Friday, April 22, 2005

friday nights and the lights are low
looking out for the place to go
night is young and the music's high


it's friday night and i just came home from studying at somewhere nice and rather peaceful. and i met up with weiting. wait, i waited almost two hours for her okay. ohwell, i wonder what i'm doing. it's rare that i'm home this early on a friday night. but the damn mid years are in two weeks time and i need to do well desperately, so i shall not complain.

the worst things about exams is that it stretches to two over weeks. and by the time it ends, it'll be this time of the month again in may. which is still one whole month from now. why can't they just slot the subjects with two papers into one day? it's like making it seem so long. and yes, i hate it.

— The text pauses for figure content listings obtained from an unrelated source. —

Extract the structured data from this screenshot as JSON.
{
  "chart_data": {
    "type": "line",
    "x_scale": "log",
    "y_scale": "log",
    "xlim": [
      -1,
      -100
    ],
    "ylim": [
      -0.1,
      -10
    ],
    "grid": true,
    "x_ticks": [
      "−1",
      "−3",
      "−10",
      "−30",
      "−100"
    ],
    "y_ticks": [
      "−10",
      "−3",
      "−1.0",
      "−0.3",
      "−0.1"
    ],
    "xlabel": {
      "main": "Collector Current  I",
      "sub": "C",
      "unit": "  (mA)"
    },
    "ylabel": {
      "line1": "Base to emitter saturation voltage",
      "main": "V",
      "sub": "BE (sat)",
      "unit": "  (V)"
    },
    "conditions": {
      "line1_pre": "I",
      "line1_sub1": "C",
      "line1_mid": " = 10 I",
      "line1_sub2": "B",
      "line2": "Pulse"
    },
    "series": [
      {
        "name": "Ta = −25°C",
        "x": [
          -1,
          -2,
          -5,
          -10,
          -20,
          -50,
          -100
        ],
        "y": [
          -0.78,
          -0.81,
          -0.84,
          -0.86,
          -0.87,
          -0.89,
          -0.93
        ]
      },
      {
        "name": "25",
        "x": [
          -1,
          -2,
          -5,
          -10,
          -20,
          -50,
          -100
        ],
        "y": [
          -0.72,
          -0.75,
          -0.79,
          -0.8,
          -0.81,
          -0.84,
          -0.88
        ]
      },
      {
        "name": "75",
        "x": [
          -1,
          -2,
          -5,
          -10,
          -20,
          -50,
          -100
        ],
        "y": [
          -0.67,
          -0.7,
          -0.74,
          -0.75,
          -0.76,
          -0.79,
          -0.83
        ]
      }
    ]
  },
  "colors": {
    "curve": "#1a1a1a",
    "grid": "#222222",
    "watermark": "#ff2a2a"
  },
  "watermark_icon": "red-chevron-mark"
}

yes, i'm feeling damn depress recently. mid-years are coming, friends problems, granddad's hospitalised, getting scolded everyday at home, super moodswing and pmsy and the worst thing is, i'm getting baptised and i think i don't deserve to, cause i've drifted so much from God. i just feel as though i can't stay at home. i feel so condemned by the world. i'm sick and tired. so don't ask me why, just leave me alone, all of you. it'll do me alot better then all of you pestering me and asking me if i'm alright. thanks for the concern, but i really need the quiet. and i tell you now, i'm not okay. so leave me alone. please. please.